Zetela praetextilis

Scientific classification
- Kingdom: Animalia
- Phylum: Mollusca
- Class: Gastropoda
- Subclass: Vetigastropoda
- Order: Trochida
- Superfamily: Trochoidea
- Family: Solariellidae
- Genus: Zetela
- Species: †Z. praetextilis
- Binomial name: †Zetela praetextilis (Suter, 1917)
- Synonyms: Solariella praetextilis Suter, 1917

= Zetela praetextilis =

- Authority: (Suter, 1917)
- Synonyms: Solariella praetextilis Suter, 1917

Extinct species of gastropod

Zetela praetextilis is an extinct species of sea snail, a marine gastropod mollusk, in the family Solariellidae. This species occurs in New Zealand.

==Description==
The small, thin shell is conoidal and very moderately umbilicated. It shows oblique axial riblets on the upper whorls, reduced to gemmules upon the spiral lirae on the lower whorls.

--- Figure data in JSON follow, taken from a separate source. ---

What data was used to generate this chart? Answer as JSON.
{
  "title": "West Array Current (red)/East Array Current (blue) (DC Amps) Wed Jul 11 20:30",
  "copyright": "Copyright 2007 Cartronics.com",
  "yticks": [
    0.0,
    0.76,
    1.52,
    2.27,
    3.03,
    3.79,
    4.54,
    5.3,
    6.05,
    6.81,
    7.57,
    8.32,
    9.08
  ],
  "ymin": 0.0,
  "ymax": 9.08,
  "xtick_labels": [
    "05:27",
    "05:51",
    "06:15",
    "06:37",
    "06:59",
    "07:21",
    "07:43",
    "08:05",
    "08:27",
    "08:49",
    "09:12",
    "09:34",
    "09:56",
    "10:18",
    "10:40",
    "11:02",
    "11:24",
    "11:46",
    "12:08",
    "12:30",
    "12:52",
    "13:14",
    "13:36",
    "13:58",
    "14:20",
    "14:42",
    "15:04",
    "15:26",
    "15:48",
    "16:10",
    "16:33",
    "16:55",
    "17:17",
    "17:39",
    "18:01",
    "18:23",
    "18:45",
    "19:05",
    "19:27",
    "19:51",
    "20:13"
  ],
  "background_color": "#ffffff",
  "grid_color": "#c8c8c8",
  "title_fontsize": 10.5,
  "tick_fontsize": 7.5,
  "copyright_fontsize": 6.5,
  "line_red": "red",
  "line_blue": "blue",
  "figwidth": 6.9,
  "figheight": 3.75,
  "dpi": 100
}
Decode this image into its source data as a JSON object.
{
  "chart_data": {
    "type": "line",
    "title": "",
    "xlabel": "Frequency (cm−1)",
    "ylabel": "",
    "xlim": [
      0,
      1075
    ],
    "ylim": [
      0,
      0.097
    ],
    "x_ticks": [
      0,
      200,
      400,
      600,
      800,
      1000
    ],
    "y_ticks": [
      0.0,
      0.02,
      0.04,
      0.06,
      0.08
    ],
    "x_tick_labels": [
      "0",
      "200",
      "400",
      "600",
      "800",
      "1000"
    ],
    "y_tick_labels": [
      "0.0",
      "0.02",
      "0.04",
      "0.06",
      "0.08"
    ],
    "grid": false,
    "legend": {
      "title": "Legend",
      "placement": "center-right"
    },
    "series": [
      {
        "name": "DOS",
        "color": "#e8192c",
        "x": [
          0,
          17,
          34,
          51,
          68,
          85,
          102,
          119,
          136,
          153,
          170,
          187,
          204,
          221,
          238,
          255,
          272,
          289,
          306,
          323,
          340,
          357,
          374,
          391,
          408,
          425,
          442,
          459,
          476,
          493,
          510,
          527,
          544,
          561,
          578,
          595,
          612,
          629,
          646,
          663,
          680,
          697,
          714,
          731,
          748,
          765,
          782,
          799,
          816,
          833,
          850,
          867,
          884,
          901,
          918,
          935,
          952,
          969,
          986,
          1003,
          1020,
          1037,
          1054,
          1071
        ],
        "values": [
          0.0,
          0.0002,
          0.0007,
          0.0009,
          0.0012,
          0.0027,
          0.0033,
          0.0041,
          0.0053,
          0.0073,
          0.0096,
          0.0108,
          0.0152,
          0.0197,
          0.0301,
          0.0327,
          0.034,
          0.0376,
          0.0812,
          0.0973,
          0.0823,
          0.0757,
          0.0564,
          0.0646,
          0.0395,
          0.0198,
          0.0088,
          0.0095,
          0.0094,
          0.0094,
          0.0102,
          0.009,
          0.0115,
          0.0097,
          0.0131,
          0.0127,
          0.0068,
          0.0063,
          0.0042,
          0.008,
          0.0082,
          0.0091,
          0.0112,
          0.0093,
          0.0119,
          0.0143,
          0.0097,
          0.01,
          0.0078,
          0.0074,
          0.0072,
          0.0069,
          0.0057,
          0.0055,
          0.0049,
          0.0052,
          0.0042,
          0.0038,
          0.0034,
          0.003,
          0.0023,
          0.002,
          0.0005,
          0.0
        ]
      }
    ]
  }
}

Sculpture: The protoconch is spirally striated, the succeeding two or three whorls show oblique, retractive, fine axial riblets, about 30 on a whorl, that are present on the lower whorls only below the suture, but further down by round gemmules upon the spiral threads, which is number 6 on the penultimate whorl. On the body whorl, there are 2 stronger and a little more distant spirals at the periphery, rendering it faintly bicarinate. On the base, there are 1 or 2 fine spiral threads below the periphery, the space between them and the umbilicus bearing fine radial riblets. The umbilicus is margined by a strongly gemmate ridge, followed by a finer one inside the umbilicus. The spire conoidal, a little lower than the height of the aperture. The protoconch is small, convex, with a few spirals. The shell contains 4½ convex whorls. The body whorl is faintly bicarinate, the base flatly convex. The suture is canaliculate. The aperture is hidden by the matrix. The deep umbilicus is moderate, not quite one-third of the greatest diameter.